Di sebuah kastil megah di pinggir Laut Merah, Alexandria, Raja Ptolemy tua yang masih kelihatan gagah, berdiri dikelilingi murid-muridnya. Matanya yang tua tapi setajam mata elang menerawang jauh. Pandangannya bersinar mencari-cari kemanakah gerangan masa-masa muda, masa-masa kejayaan itu pergi, dan hilang ke peraduan jaman. Seiring mulutnya berucap dan bersabda, murid-murid di belakang dan di sampingnya mencatat di perkamen yang mereka pegang. Ada dua tiga orang yang mencatat. Satu orang menjadi asisten dan menyodorkan tinta cair untuk disodorkan kepada sahabat-sahabat yang bertugas mencatat dengan pena bulu. Dari lembaran perkamen itu, kita yang hidup beberapa ratus tahun kemudian dapat membayangkan kisah kejayaan dan keruntuhan raja-raja. Khusus dari mulut raja Ptolemy ini, kita akan mendengarkan kisah legenda dunia, Alexander Sang Raja Agung dari Makedonia. Penakluk dan penyatu bangsa-bangsa di Eropa, Arab dan Asia. Begitulah kisah film karya Oliver Stone ini dimulai.

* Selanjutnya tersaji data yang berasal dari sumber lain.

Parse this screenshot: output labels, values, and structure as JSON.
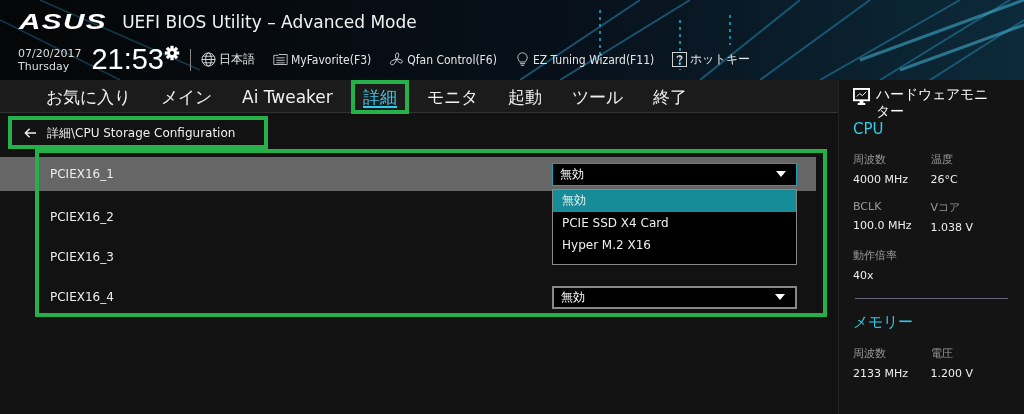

Saya adalah pemuja Oliver Stone. Dialah sutradara Amerika yang banyak membuat film yang menampilkan wajah-suram Amerika. Dari sinilah ia menjadi kontroversial. Namun selain alasan ini, saya memuja dia karena kejeniusannya dalam bercerita, kecakapannya dalam memilih karakter dan pemeran filmnya, juga paling pokok adalah kejujuran dan keberaniannya mengusung ide dan gagasan besar (yang sering melawan arus) dalam seni visual film.

Maka, ketika karya terbaru Stone film kolosal Alexander singgah di Jakarta, saya pun melakukan seperti apa yang dilakukan para pemuja di dunia. Seperti pemuja agama yang dibuat buta oleh racun kesucian, saya pun mengejar kesucian Stone (nonton, hehehe) biarpun setumpuk film-film lain (termasuk tiga film Indonesia: Brownies, Ketika, dan Virgin) berderet menunggu ditonton. Seperti pemuja kekuasaan yang tiran, halangan apa pun saya runtuhkan untuk mengejar ambisi nonton ini, bahkan rencana “pacaran” pun boleh ditunda sebentar. Untuk hal ini, Sayang, maafkan aku ya.

+++

Seperti sudah termaktub dalam sejarah Alexander, adalah putra Philip II raja Makedonia, lahir dari rahim istri keempatnya Olympias. Berturut-turut, Alexander diperankan oleh Collin Farrell, aktor muda berbakat yang sebelumnya pernah main di Phone Booth, Intermission, dan sebagai pahlawan komik Daredevill. Kata Stone, tidak ada pemeran lain yang tepat selain Colin. Philip diperankan oleh Val Kilmer, sebenarnya inilah kandidat pemeran Alexander dalam bayang Stone, namun karena usianya yang cukup tua, Val Kilmer cukup pantas jadi bapaknya saja. Olympias diperankan oleh Angelina Jolie, aktris seksi berbibir ranum itu. Sedang pemeran sang pencerita, Raja Ptolemy, dibawakan oleh aktor gaek Anthony Hopkins.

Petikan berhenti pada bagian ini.